Kindly help to download the data of zip file..

Any help will be appreciated.

Thanks.


----------



## alansidman (May 12, 2020)

Here is a link that should be helpful






						Reading Zip files in PowerQuery / M
					

Being a fan of PowerBI, I recently looked for a way to read zip files directly into the Data Model, and found this blog  which showed a usab...




					sql10.blogspot.com


----------



## AJ_121 (May 12, 2020)

Hi,
I did same as in above blog. but didn't get my result.
Below are the Steps what i have done:
Step 1- ref. image"Step1"

Step 2- ref. image "Query"

after doing this step i get this ref. image "image2"

but what to do now?? when i am doing open as CSV then it comes in different format/Binary/Language.

and other open as functions not working.

I tried a lot but didn't reach on actual data.


?here is that link which data i need "https://www1.nseindia.com/content/historical/DERIVATIVES/2020/MAY/fo12MAY2020bhav.csv.zip"
or "https://www1.nseindia.com/ArchieveSearch?h_filetype=fobhav&date=11-05-2020&section=FO " 

You can check the link and make the data as i need.

Kindly Help.
Thanks


----------



## sandy666 (May 12, 2020)

there is something wrong with the zip file (from your urls)
I tested on dummy data and it works


----------



## sandy666 (May 12, 2020)

maybe because this is for local files
`File.Contents("[Full path to your zip file]")`
not from web


----------



## AJ_121 (May 13, 2020)

sandy666 said:


> there is something wrong with the zip file (from your urls)
> I tested on dummy data and it works
> 
> View attachment 13709


It mean i can not get the data directly from web.. Am i right??


----------



## AJ_121 (May 13, 2020)

sandy666 said:


> maybe because this is for local files
> `File.Contents("[Full path to your zip file]")`
> not from web


I did change in File.Contents and made it Web.contents but i am getting this which is in Attached Image.    
And i did the same process for dummy zip file which is from different Source but same type of file which is in bytes as in attached image.

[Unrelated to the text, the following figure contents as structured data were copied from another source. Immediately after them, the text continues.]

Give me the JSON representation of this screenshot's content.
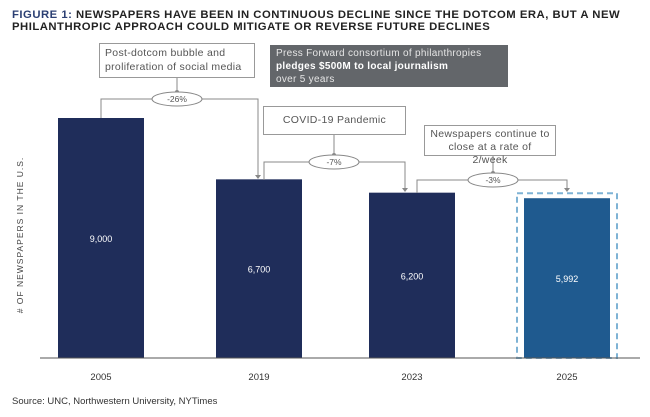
{
  "title": {
    "prefix": "FIGURE 1:",
    "text": "NEWSPAPERS HAVE BEEN IN CONTINUOUS DECLINE SINCE THE DOTCOM ERA, BUT A NEW PHILANTHROPIC APPROACH COULD MITIGATE OR REVERSE FUTURE DECLINES"
  },
  "annotations": {
    "dotcom": "Post-dotcom bubble and proliferation of social media",
    "covid": "COVID-19 Pandemic",
    "continue": "Newspapers continue to close at a rate of 2/week",
    "press_line1": "Press Forward consortium of philanthropies",
    "press_line2": "pledges $500M to local journalism",
    "press_line3": "over 5 years"
  },
  "source": "Source: UNC, Northwestern University, NYTimes",
  "colors": {
    "bar": "#1f2d5a",
    "projected": "#1f5a8f",
    "dash": "#7fb3d5"
  },
  "chart_data": {
    "type": "bar",
    "title": "NEWSPAPERS HAVE BEEN IN CONTINUOUS DECLINE SINCE THE DOTCOM ERA",
    "ylabel": "# OF NEWSPAPERS IN THE U.S.",
    "xlabel": "",
    "ylim": [
      0,
      9000
    ],
    "categories": [
      "2005",
      "2019",
      "2023",
      "2025"
    ],
    "values": [
      9000,
      6700,
      6200,
      5992
    ],
    "value_labels": [
      "9,000",
      "6,700",
      "6,200",
      "5,992"
    ],
    "projected": [
      false,
      false,
      false,
      true
    ],
    "changes": [
      "-26%",
      "-7%",
      "-3%"
    ]
  }
}
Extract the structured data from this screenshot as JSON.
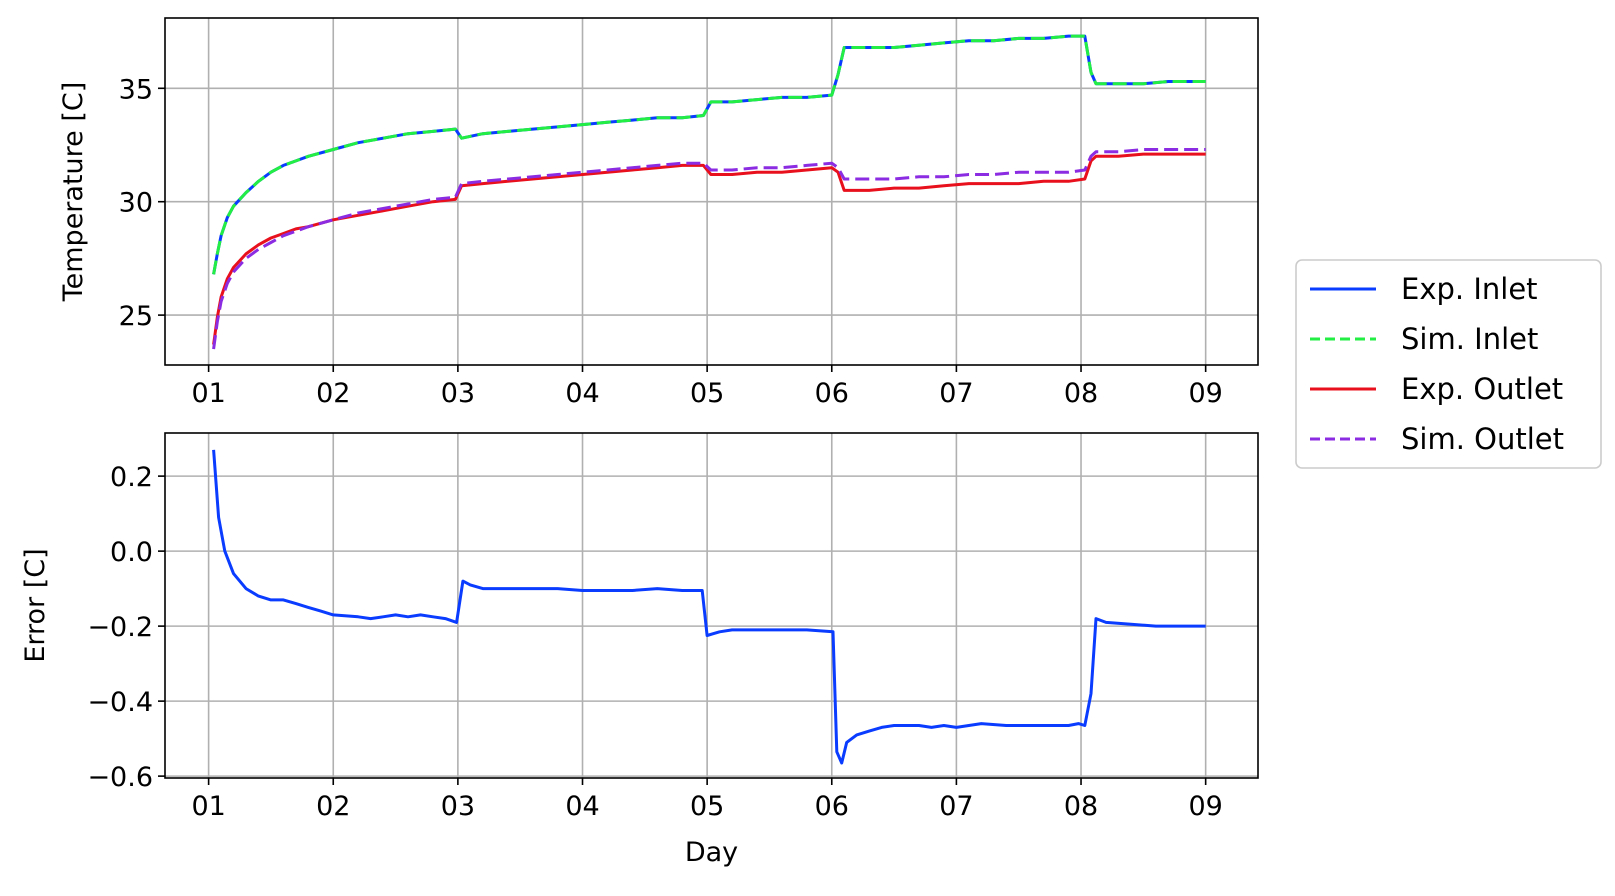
{
  "chart_data": [
    {
      "type": "line",
      "ylabel": "Temperature [C]",
      "xlabel": "",
      "x_ticks": [
        "01",
        "02",
        "03",
        "04",
        "05",
        "06",
        "07",
        "08",
        "09"
      ],
      "xlim": [
        0.65,
        9.42
      ],
      "ylim": [
        22.8,
        38.1
      ],
      "y_ticks": [
        "25",
        "30",
        "35"
      ],
      "y_tick_values": [
        25,
        30,
        35
      ],
      "grid": true,
      "legend_position": "right, outside",
      "x": [
        1.04,
        1.07,
        1.1,
        1.15,
        1.2,
        1.3,
        1.4,
        1.5,
        1.6,
        1.7,
        1.8,
        2.0,
        2.2,
        2.4,
        2.6,
        2.8,
        2.98,
        3.03,
        3.2,
        3.4,
        3.6,
        3.8,
        4.0,
        4.2,
        4.4,
        4.6,
        4.8,
        4.97,
        5.03,
        5.2,
        5.4,
        5.6,
        5.8,
        6.0,
        6.05,
        6.1,
        6.3,
        6.5,
        6.7,
        6.9,
        7.1,
        7.3,
        7.5,
        7.7,
        7.9,
        8.03,
        8.08,
        8.12,
        8.3,
        8.5,
        8.7,
        9.0
      ],
      "series": [
        {
          "name": "Exp. Inlet",
          "color": "#0a3cff",
          "dash": "solid",
          "values": [
            26.8,
            27.7,
            28.5,
            29.3,
            29.8,
            30.4,
            30.9,
            31.3,
            31.6,
            31.8,
            32.0,
            32.3,
            32.6,
            32.8,
            33.0,
            33.1,
            33.2,
            32.8,
            33.0,
            33.1,
            33.2,
            33.3,
            33.4,
            33.5,
            33.6,
            33.7,
            33.7,
            33.8,
            34.4,
            34.4,
            34.5,
            34.6,
            34.6,
            34.7,
            35.6,
            36.8,
            36.8,
            36.8,
            36.9,
            37.0,
            37.1,
            37.1,
            37.2,
            37.2,
            37.3,
            37.3,
            35.7,
            35.2,
            35.2,
            35.2,
            35.3,
            35.3
          ]
        },
        {
          "name": "Sim. Inlet",
          "color": "#22ee44",
          "dash": "dashed",
          "values": [
            26.8,
            27.7,
            28.5,
            29.3,
            29.8,
            30.4,
            30.9,
            31.3,
            31.6,
            31.8,
            32.0,
            32.3,
            32.6,
            32.8,
            33.0,
            33.1,
            33.2,
            32.8,
            33.0,
            33.1,
            33.2,
            33.3,
            33.4,
            33.5,
            33.6,
            33.7,
            33.7,
            33.8,
            34.4,
            34.4,
            34.5,
            34.6,
            34.6,
            34.7,
            35.6,
            36.8,
            36.8,
            36.8,
            36.9,
            37.0,
            37.1,
            37.1,
            37.2,
            37.2,
            37.3,
            37.3,
            35.7,
            35.2,
            35.2,
            35.2,
            35.3,
            35.3
          ]
        },
        {
          "name": "Exp. Outlet",
          "color": "#e8101c",
          "dash": "solid",
          "values": [
            23.7,
            24.9,
            25.8,
            26.6,
            27.1,
            27.7,
            28.1,
            28.4,
            28.6,
            28.8,
            28.9,
            29.2,
            29.4,
            29.6,
            29.8,
            30.0,
            30.1,
            30.7,
            30.8,
            30.9,
            31.0,
            31.1,
            31.2,
            31.3,
            31.4,
            31.5,
            31.6,
            31.6,
            31.2,
            31.2,
            31.3,
            31.3,
            31.4,
            31.5,
            31.3,
            30.5,
            30.5,
            30.6,
            30.6,
            30.7,
            30.8,
            30.8,
            30.8,
            30.9,
            30.9,
            31.0,
            31.8,
            32.0,
            32.0,
            32.1,
            32.1,
            32.1
          ]
        },
        {
          "name": "Sim. Outlet",
          "color": "#8b2be2",
          "dash": "dashed",
          "values": [
            23.5,
            24.7,
            25.6,
            26.4,
            26.9,
            27.5,
            27.9,
            28.2,
            28.5,
            28.7,
            28.9,
            29.2,
            29.5,
            29.7,
            29.9,
            30.1,
            30.2,
            30.8,
            30.9,
            31.0,
            31.1,
            31.2,
            31.3,
            31.4,
            31.5,
            31.6,
            31.7,
            31.7,
            31.4,
            31.4,
            31.5,
            31.5,
            31.6,
            31.7,
            31.5,
            31.0,
            31.0,
            31.0,
            31.1,
            31.1,
            31.2,
            31.2,
            31.3,
            31.3,
            31.3,
            31.4,
            32.0,
            32.2,
            32.2,
            32.3,
            32.3,
            32.3
          ]
        }
      ]
    },
    {
      "type": "line",
      "ylabel": "Error [C]",
      "xlabel": "Day",
      "x_ticks": [
        "01",
        "02",
        "03",
        "04",
        "05",
        "06",
        "07",
        "08",
        "09"
      ],
      "xlim": [
        0.65,
        9.42
      ],
      "ylim": [
        -0.605,
        0.315
      ],
      "y_ticks": [
        "0.2",
        "0.0",
        "−0.2",
        "−0.4",
        "−0.6"
      ],
      "y_tick_values": [
        0.2,
        0.0,
        -0.2,
        -0.4,
        -0.6
      ],
      "grid": true,
      "x": [
        1.04,
        1.08,
        1.13,
        1.2,
        1.3,
        1.4,
        1.5,
        1.6,
        1.7,
        1.8,
        1.9,
        2.0,
        2.2,
        2.3,
        2.4,
        2.5,
        2.6,
        2.7,
        2.8,
        2.9,
        2.99,
        3.04,
        3.1,
        3.2,
        3.4,
        3.6,
        3.8,
        4.0,
        4.2,
        4.4,
        4.6,
        4.8,
        4.96,
        5.0,
        5.1,
        5.2,
        5.4,
        5.6,
        5.8,
        6.01,
        6.04,
        6.08,
        6.12,
        6.2,
        6.3,
        6.4,
        6.5,
        6.6,
        6.7,
        6.8,
        6.9,
        7.0,
        7.2,
        7.4,
        7.6,
        7.8,
        7.9,
        7.98,
        8.03,
        8.08,
        8.12,
        8.2,
        8.4,
        8.6,
        8.8,
        9.0
      ],
      "series": [
        {
          "name": "",
          "color": "#0a3cff",
          "dash": "solid",
          "values": [
            0.27,
            0.09,
            0.0,
            -0.06,
            -0.1,
            -0.12,
            -0.13,
            -0.13,
            -0.14,
            -0.15,
            -0.16,
            -0.17,
            -0.175,
            -0.18,
            -0.175,
            -0.17,
            -0.175,
            -0.17,
            -0.175,
            -0.18,
            -0.19,
            -0.08,
            -0.09,
            -0.1,
            -0.1,
            -0.1,
            -0.1,
            -0.105,
            -0.105,
            -0.105,
            -0.1,
            -0.105,
            -0.105,
            -0.225,
            -0.215,
            -0.21,
            -0.21,
            -0.21,
            -0.21,
            -0.215,
            -0.535,
            -0.565,
            -0.51,
            -0.49,
            -0.48,
            -0.47,
            -0.465,
            -0.465,
            -0.465,
            -0.47,
            -0.465,
            -0.47,
            -0.46,
            -0.465,
            -0.465,
            -0.465,
            -0.465,
            -0.46,
            -0.465,
            -0.38,
            -0.18,
            -0.19,
            -0.195,
            -0.2,
            -0.2,
            -0.2
          ]
        }
      ]
    }
  ]
}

If any option to auto download option and get in excel sheet the data from my source website which i have mentioned, Let me know.


Thanks.


----------



## sandy666 (May 13, 2020)

You can try but i think you'll not be able to do that from the url

i tried with zip from the  url as local file but it doesn't work, with my own zip file it works as you can see on the image
as i sad there is something wrong with zip file from the url


----------



## AJ_121 (May 13, 2020)

sandy666 said:


> You can try but i think you'll not be able to do that from the url
> 
> i tried with zip from the  url as local file but it doesn't work, with my own zip file it works as you can see on the image
> as i sad there is something wrong with zip file from the url


Can you Share the steps that how we can Unzip a file from my pc local files.


----------



## sandy666 (May 13, 2020)

all is described under link post#2 . i can say nothing more except post image with steps order


----------



## AJ_121 (May 12, 2020)

Dear,
i have a file path which has .Zip file and When i open that .Zip inside that i got a .CSV file which data i need.
another i have a file path which has .CSV file and i need to combine both .Zip file CSV File and this one.

But i am stuck because i am unable to download that zip file via power query and when i try then it comes in different language/Format.



Kindly help to download the data of zip file..

Any help will be appreciated.

Thanks.


----------



## AJ_121 (May 13, 2020)

sandy666 said:


> all is described under link post#2 . i can say nothing more except post image with steps order


Thank you dear.


----------



## sandy666 (May 13, 2020)

you are welcome

just in case


----------



## AJ_121 (May 15, 2020)

sandy666 said:


> all is described under link post#2 . i can say nothing more except post image with steps order


Dear,
I have downloaded a dummy data file from internet and tried here in attached image to Unzip that dummy file but again failed.

Could you help?
and if i am doing any mistake please try to correct it.

Thanks.


----------



## sandy666 (May 15, 2020)

first check if zip file is blocked or no



unblock and try again

or try with my zip file: TinyUpload.com - best file hosting solution, with no limits, totaly free


----------



## sandy666 (May 15, 2020)

or even try with this excel file after you download DummyData.zip








						s666-PQ-unzip file.xlsx
					

Microsoft Excel Workbook



					1drv.ms
				



(_excel file should be downloaded first and saved on your computer_)
change path to the file in Source step of course


----------